A mother bought two packs of sweets. One pack had 22 sweets, and the other had 18 sweets. She shared all the sweets equally between her two children. Which expression below tells you how many sweets each child received? 22 plus 18, 12 plus nine, 11 plus 10, or 11 plus nine?
We might expect in a question like this to be asked how many sweets each child received and then to give an answer in one number. But we can see that all four possible answers are additions. We don’t actually have one number as the answer. So, in other words, we’re being asked, how would you find the answer to the problem? Which addition would you use?

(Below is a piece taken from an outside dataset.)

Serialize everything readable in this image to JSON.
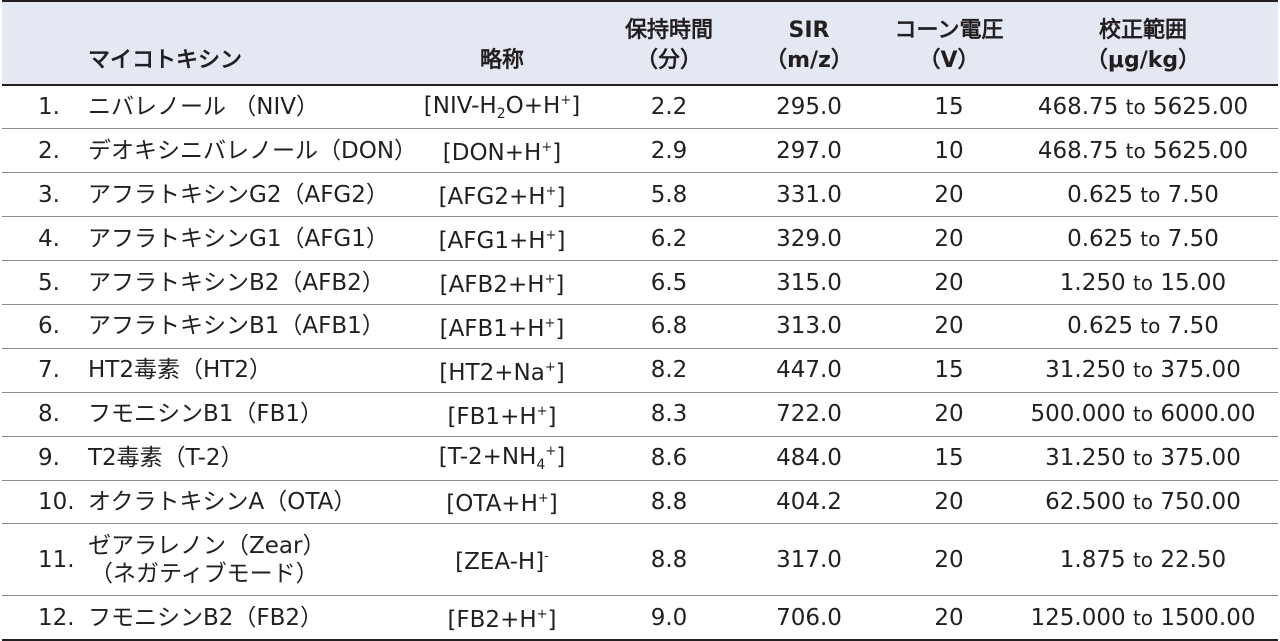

Let’s read through the problem again slowly to understand what it’s describing. The problem described a mother who’s bought two packets of sweets. We’re told that one pack had 22 sweets in it and the other had 18 sweets. Now, if we were being asked to find the total number of sweets that were in both packs, we know that we’d have to add the two numbers together, 22 plus 18.
But there’s another sentence in our problem that we need to consider. The mother shared all the sweets equally between her two children. So, instead of two whole packets, each of the children now receives half a packet each. Half of the first packet of sweets is equal to 22 divided by two. We know that half of 20 is 10. So, half of 22 must be 11; 11 plus 11 makes 22. Each child gets 11 sweets.
But there’s also a second pack to think about. This pack contains 18 sweets. And so, to find half of 18, we need to divide 18 by two. Each child gets the equivalent of 18 divided by two sweets. And we know 18 divided by two equals nine. Half of 18 is nine, and nine plus nine equals 18.
So, each child receives half of the first packet of sweets and also half of the second packet of sweets, 11 plus nine. And if we look at our list of possible answers, we can see 11 plus nine is there. The expression that tells us how many sweets each child received is equivalent to half of 22 plus half of 18, or in other words 11 plus nine.